‘I’m Revolting’ Review: All About the Skin They Live In

With another pandemic winter on the horizon, it’s hard not to imagine all of the ways our physical health determines the shape and quality of our lives and reveals the most intimate facets of ourselves.

That’s what I suspect the playwright Gracie Gardner (“Athena”), who is also an E.M.T., was aiming to get at in her new play, “I’m Revolting,” which opened Wednesday night at the Linda Gross Theater. But despite the show’s attempts to tell a moving story about illness, the body and the U.S. health care system, this Atlantic Theater Company production fails to make a compelling work of theater out of the issues facing patients in the waiting room of a skin cancer clinic.

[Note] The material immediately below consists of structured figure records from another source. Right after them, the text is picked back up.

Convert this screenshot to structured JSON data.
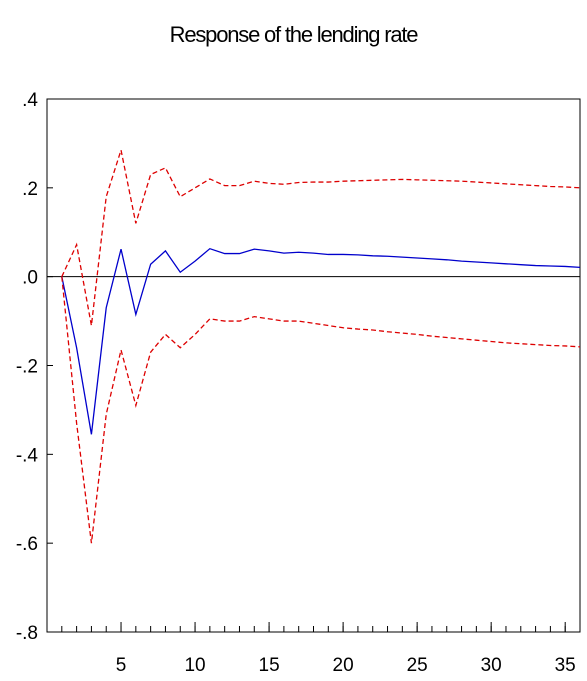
{
  "chart_data": {
    "type": "line",
    "title": "Response of the lending rate",
    "xlabel": "",
    "ylabel": "",
    "xlim": [
      1,
      36
    ],
    "ylim": [
      -0.8,
      0.4
    ],
    "x_ticks": [
      {
        "value": 5,
        "label": "5"
      },
      {
        "value": 10,
        "label": "10"
      },
      {
        "value": 15,
        "label": "15"
      },
      {
        "value": 20,
        "label": "20"
      },
      {
        "value": 25,
        "label": "25"
      },
      {
        "value": 30,
        "label": "30"
      },
      {
        "value": 35,
        "label": "35"
      }
    ],
    "y_ticks": [
      {
        "value": 0.4,
        "label": ".4"
      },
      {
        "value": 0.2,
        "label": ".2"
      },
      {
        "value": 0.0,
        "label": ".0"
      },
      {
        "value": -0.2,
        "label": "-.2"
      },
      {
        "value": -0.4,
        "label": "-.4"
      },
      {
        "value": -0.6,
        "label": "-.6"
      },
      {
        "value": -0.8,
        "label": "-.8"
      }
    ],
    "grid": false,
    "zero_line": true,
    "x": [
      1,
      2,
      3,
      4,
      5,
      6,
      7,
      8,
      9,
      10,
      11,
      12,
      13,
      14,
      15,
      16,
      17,
      18,
      19,
      20,
      21,
      22,
      23,
      24,
      25,
      26,
      27,
      28,
      29,
      30,
      31,
      32,
      33,
      34,
      35,
      36
    ],
    "series": [
      {
        "color": "#0000cc",
        "dash": "solid",
        "values": [
          0.0,
          -0.16,
          -0.355,
          -0.07,
          0.062,
          -0.085,
          0.028,
          0.058,
          0.01,
          0.035,
          0.063,
          0.052,
          0.052,
          0.062,
          0.058,
          0.053,
          0.055,
          0.053,
          0.05,
          0.05,
          0.049,
          0.047,
          0.046,
          0.044,
          0.042,
          0.04,
          0.038,
          0.035,
          0.033,
          0.031,
          0.029,
          0.027,
          0.025,
          0.024,
          0.023,
          0.021
        ]
      },
      {
        "color": "#dd0000",
        "dash": "dashed",
        "values": [
          0.0,
          0.072,
          -0.11,
          0.18,
          0.285,
          0.12,
          0.23,
          0.245,
          0.18,
          0.2,
          0.22,
          0.205,
          0.205,
          0.215,
          0.21,
          0.208,
          0.212,
          0.213,
          0.213,
          0.215,
          0.216,
          0.217,
          0.218,
          0.219,
          0.218,
          0.217,
          0.216,
          0.215,
          0.213,
          0.211,
          0.209,
          0.207,
          0.205,
          0.203,
          0.202,
          0.2
        ]
      },
      {
        "color": "#dd0000",
        "dash": "dashed",
        "values": [
          0.0,
          -0.33,
          -0.6,
          -0.31,
          -0.165,
          -0.29,
          -0.17,
          -0.13,
          -0.16,
          -0.13,
          -0.095,
          -0.1,
          -0.1,
          -0.09,
          -0.095,
          -0.1,
          -0.1,
          -0.105,
          -0.11,
          -0.115,
          -0.118,
          -0.12,
          -0.124,
          -0.127,
          -0.13,
          -0.134,
          -0.137,
          -0.14,
          -0.143,
          -0.146,
          -0.149,
          -0.151,
          -0.153,
          -0.155,
          -0.156,
          -0.158
        ]
      }
    ]
  }
}
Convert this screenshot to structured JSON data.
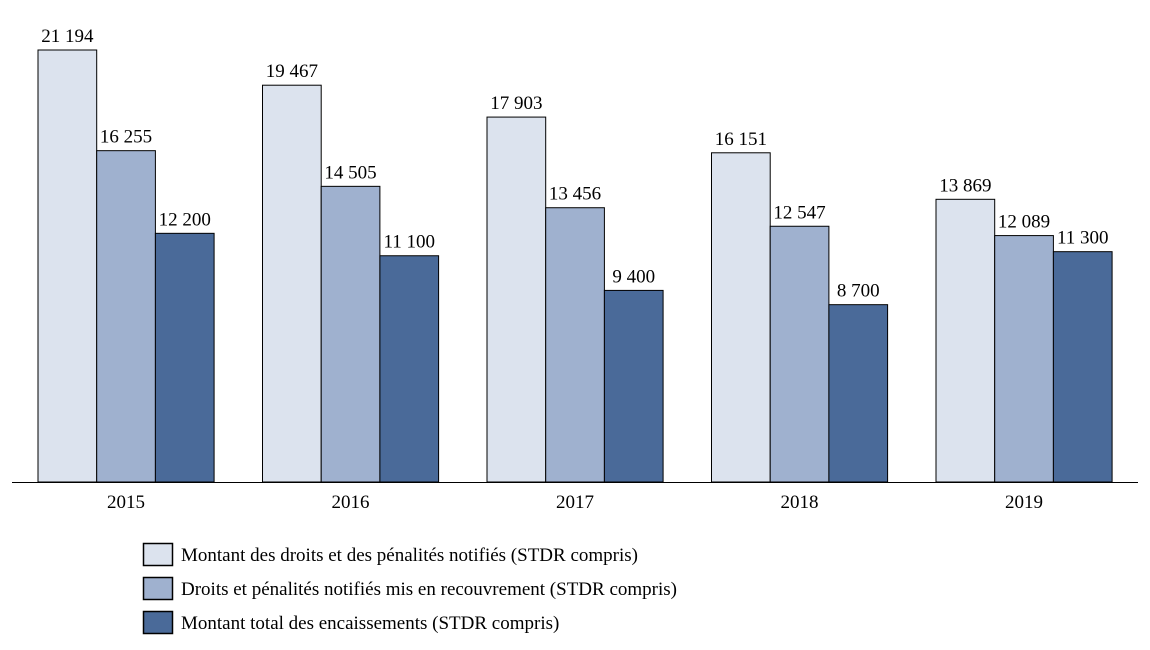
{
  "chart_data": {
    "type": "bar",
    "categories": [
      "2015",
      "2016",
      "2017",
      "2018",
      "2019"
    ],
    "series": [
      {
        "name": "Montant des droits et des pénalités notifiés (STDR compris)",
        "values": [
          21194,
          19467,
          17903,
          16151,
          13869
        ],
        "color": "#dce3ee",
        "labels": [
          "21 194",
          "19 467",
          "17 903",
          "16 151",
          "13 869"
        ]
      },
      {
        "name": "Droits et pénalités notifiés mis en recouvrement (STDR compris)",
        "values": [
          16255,
          14505,
          13456,
          12547,
          12089
        ],
        "color": "#9fb1cf",
        "labels": [
          "16 255",
          "14 505",
          "13 456",
          "12 547",
          "12 089"
        ]
      },
      {
        "name": "Montant total des encaissements (STDR compris)",
        "values": [
          12200,
          11100,
          9400,
          8700,
          11300
        ],
        "color": "#4a6a99",
        "labels": [
          "12 200",
          "11 100",
          "9 400",
          "8 700",
          "11 300"
        ]
      }
    ],
    "title": "",
    "xlabel": "",
    "ylabel": "",
    "ylim": [
      0,
      22000
    ],
    "grid": false,
    "legend": "bottom"
  }
}
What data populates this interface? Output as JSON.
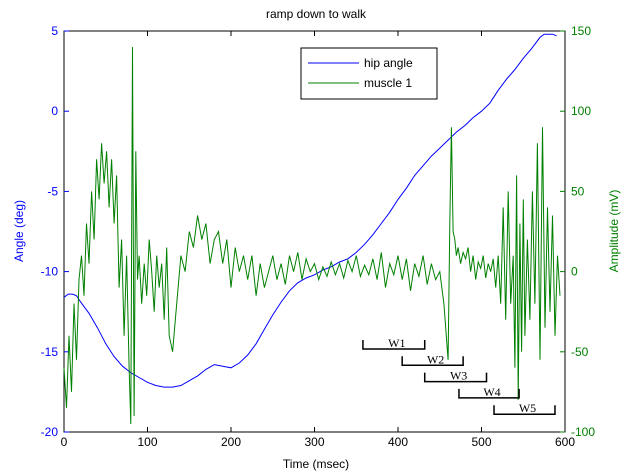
{
  "chart_data": {
    "type": "line",
    "title": "ramp down to walk",
    "xlabel": "Time (msec)",
    "ylabel_left": "Angle (deg)",
    "ylabel_right": "Amplitude (mV)",
    "xlim": [
      0,
      600
    ],
    "ylim_left": [
      -20,
      5
    ],
    "ylim_right": [
      -100,
      150
    ],
    "x_ticks": [
      "0",
      "100",
      "200",
      "300",
      "400",
      "500",
      "600"
    ],
    "y_left_ticks": [
      "-20",
      "-15",
      "-10",
      "-5",
      "0",
      "5"
    ],
    "y_right_ticks": [
      "-100",
      "-50",
      "0",
      "50",
      "100",
      "150"
    ],
    "legend_position": "top-right",
    "grid": false,
    "colors": {
      "left_axis": "#0000ff",
      "right_axis": "#008000",
      "hip": "#0000ff",
      "muscle": "#008000"
    },
    "series": [
      {
        "name": "hip angle",
        "axis": "left",
        "x": [
          0,
          5,
          10,
          15,
          20,
          30,
          40,
          50,
          60,
          70,
          80,
          90,
          100,
          110,
          120,
          130,
          140,
          150,
          160,
          170,
          180,
          190,
          200,
          210,
          220,
          230,
          240,
          250,
          260,
          270,
          280,
          290,
          300,
          310,
          320,
          330,
          340,
          350,
          360,
          370,
          380,
          390,
          400,
          410,
          420,
          430,
          440,
          450,
          460,
          470,
          480,
          490,
          500,
          510,
          520,
          530,
          540,
          550,
          560,
          570,
          575,
          580,
          585,
          590
        ],
        "y": [
          -11.6,
          -11.4,
          -11.4,
          -11.5,
          -11.9,
          -12.6,
          -13.5,
          -14.5,
          -15.3,
          -15.9,
          -16.3,
          -16.6,
          -16.9,
          -17.1,
          -17.2,
          -17.2,
          -17.1,
          -16.8,
          -16.5,
          -16.1,
          -15.8,
          -15.9,
          -16.0,
          -15.7,
          -15.2,
          -14.5,
          -13.6,
          -12.7,
          -11.9,
          -11.2,
          -10.7,
          -10.4,
          -10.2,
          -9.9,
          -9.7,
          -9.4,
          -9.2,
          -8.8,
          -8.3,
          -7.7,
          -7.0,
          -6.3,
          -5.5,
          -4.8,
          -4.0,
          -3.4,
          -2.8,
          -2.3,
          -1.8,
          -1.3,
          -0.9,
          -0.4,
          0.0,
          0.5,
          1.3,
          2.0,
          2.6,
          3.3,
          3.9,
          4.6,
          4.8,
          4.8,
          4.8,
          4.7
        ]
      },
      {
        "name": "muscle 1",
        "axis": "right",
        "x": [
          0,
          3,
          6,
          9,
          12,
          15,
          18,
          21,
          24,
          27,
          30,
          33,
          36,
          39,
          42,
          45,
          48,
          51,
          54,
          57,
          60,
          63,
          66,
          69,
          72,
          75,
          78,
          80,
          82,
          84,
          86,
          88,
          90,
          93,
          96,
          99,
          102,
          105,
          108,
          111,
          114,
          117,
          120,
          123,
          126,
          130,
          135,
          140,
          145,
          150,
          155,
          160,
          165,
          170,
          175,
          180,
          185,
          190,
          195,
          200,
          205,
          210,
          215,
          220,
          225,
          230,
          235,
          240,
          245,
          250,
          255,
          260,
          265,
          270,
          275,
          280,
          285,
          290,
          295,
          300,
          305,
          310,
          315,
          320,
          325,
          330,
          335,
          340,
          345,
          350,
          355,
          360,
          365,
          370,
          375,
          380,
          385,
          390,
          395,
          400,
          405,
          410,
          415,
          420,
          425,
          430,
          435,
          440,
          445,
          450,
          455,
          460,
          462,
          464,
          466,
          468,
          470,
          472,
          475,
          478,
          481,
          484,
          487,
          490,
          493,
          496,
          499,
          502,
          505,
          508,
          511,
          514,
          517,
          520,
          523,
          526,
          529,
          532,
          535,
          538,
          540,
          542,
          544,
          546,
          548,
          550,
          552,
          555,
          558,
          561,
          564,
          567,
          570,
          573,
          576,
          579,
          582,
          585,
          588,
          591,
          594
        ],
        "y": [
          -60,
          -85,
          -40,
          -75,
          -20,
          -55,
          -5,
          10,
          -15,
          30,
          5,
          50,
          20,
          70,
          45,
          80,
          55,
          75,
          40,
          70,
          30,
          60,
          -10,
          20,
          -40,
          10,
          -60,
          -95,
          140,
          -90,
          75,
          -5,
          10,
          -20,
          5,
          -15,
          20,
          0,
          -25,
          10,
          -10,
          5,
          -30,
          15,
          -40,
          -50,
          -20,
          10,
          0,
          25,
          15,
          35,
          20,
          30,
          5,
          20,
          25,
          5,
          20,
          -10,
          15,
          0,
          10,
          -5,
          10,
          -15,
          5,
          -10,
          0,
          10,
          -5,
          5,
          -8,
          10,
          0,
          12,
          -5,
          8,
          0,
          5,
          -5,
          3,
          -3,
          6,
          -2,
          5,
          -4,
          7,
          0,
          10,
          -3,
          4,
          -2,
          8,
          -5,
          12,
          -10,
          5,
          -2,
          10,
          -5,
          8,
          -12,
          5,
          -3,
          10,
          -8,
          5,
          -5,
          0,
          -20,
          -55,
          30,
          90,
          25,
          20,
          10,
          15,
          5,
          12,
          8,
          15,
          0,
          10,
          -5,
          6,
          2,
          10,
          -4,
          5,
          0,
          8,
          -10,
          10,
          -20,
          40,
          -30,
          50,
          -20,
          10,
          -60,
          60,
          -80,
          30,
          -50,
          45,
          -40,
          20,
          -30,
          50,
          -20,
          80,
          -55,
          90,
          -35,
          40,
          -25,
          35,
          -40,
          10,
          -15
        ]
      }
    ],
    "windows": [
      {
        "label": "W1",
        "x_start": 358,
        "x_end": 432
      },
      {
        "label": "W2",
        "x_start": 405,
        "x_end": 478
      },
      {
        "label": "W3",
        "x_start": 432,
        "x_end": 506
      },
      {
        "label": "W4",
        "x_start": 473,
        "x_end": 545
      },
      {
        "label": "W5",
        "x_start": 515,
        "x_end": 588
      }
    ]
  }
}
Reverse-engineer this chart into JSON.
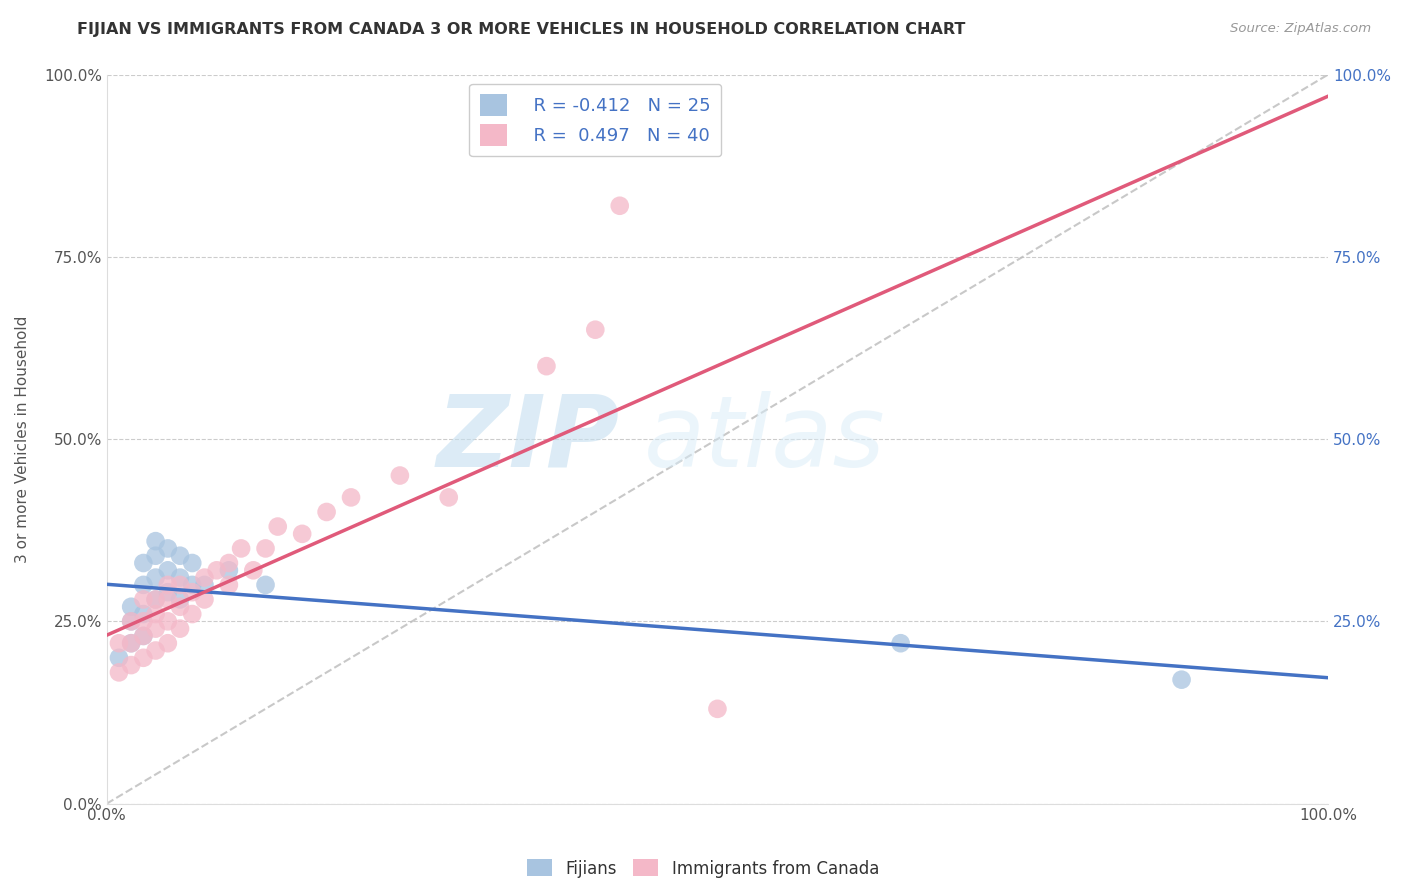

Bookmarked by conversations between two doctors, Jonathan (Bartley Booz, with the same bumbling brand of comedy he perfected as the wacky butler in “The Play That Goes Wrong”) and the veteran Denise (a mechanical Patrice Johnson Chevannes), “I’m Revolting” initially seems to be a play about the struggles of doctors and health care workers. Then it seems as if it will be a play about physical and emotional health, but it veers off course, and never works its way to a clear statement.

In the impersonal space of a waiting room are seven blue chairs lined up neatly in a row, a water cooler, a vending machine, some fake plants, and a table with a bottle of hand sanitizer on it (set design by Marsha Ginsberg). The doctors discuss the day’s patients, identifying them by their maladies, their race and gender, their medical history.

The flesh-and-blood counterparts gradually appear, beginning with Reggie (a stiff Alicia Pilgrim), a young woman concerned about how her surgery will affect her appearance, and her self-involved older sister, Anna (a brusque, hilarious Gabby Beans). There’s also Toby (Patrick Vaill), a sullen young man convinced his cancer is a punishment, and his hippie New Age mother, Paula (Laura Esterman); the meek Liane (Emily Cass McDonnell), who’s endured multiple surgeries, and her degenerate husband, Jordan (Glenn Fitzgerald); and the oddball regular, Clyde (Peter Gerety), who dispenses unsolicited advice.

They mostly talk among their groups — Anna tells Reggie to assert her rights as a patient, Liane and Jordan discuss the merits of a particular lotion — and occasionally to one another. Paula’s suggestion that meditation and positive thinking is all the cure her son needs leads to a waiting room debate about science and alternative medicine.

And yet there’s little to no depth to these patients, or anything novel in their conversations, which occur while they wait to be called on by Jonathan and Denise. It soon becomes clear that the thin plot is in desperate need of a raison d’être.

The direction, by Knud Adams (“English”), is unremarkable; the actors not only lack chemistry but also deliver stiff readings of their lines. And for a play about the Big C, there’s no sense of urgency or threat. Even with a spare 90-minute running time, and the occasional laughs Beans, Booz and Gerety generate through their characters’ particular quirks and expressions, “I’m Revolting” drags like the hours in waiting room limbo.

In those moments when the script rolls out some visceral details (describing the repurposing of a flap of forehead skin, or the archaeological dig into an eye socket), it feels like an empty attempt to have the audience squirm.

During the play, I kept thinking of my neighbor who recently told me about his own battle with skin cancer. His story wasn’t just about the skin on his nose but his path to the malady — from a childhood running in the sun and several years working under the cloudless sky in the Caribbean — and his ongoing recovery.

We are more than our afflictions, and the story of our nation’s medical care over the past few years warrants more than a few drive-by conversations in a waiting room. As it is, “I’m Revolting” only skims the surface when what it really needs is to perform a thorough examination.

I’m Revolting
Through Oct. 16 at the Linda Gross Theater, Manhattan; atlantictheater.org. Running time: 1 hour 30 minutes.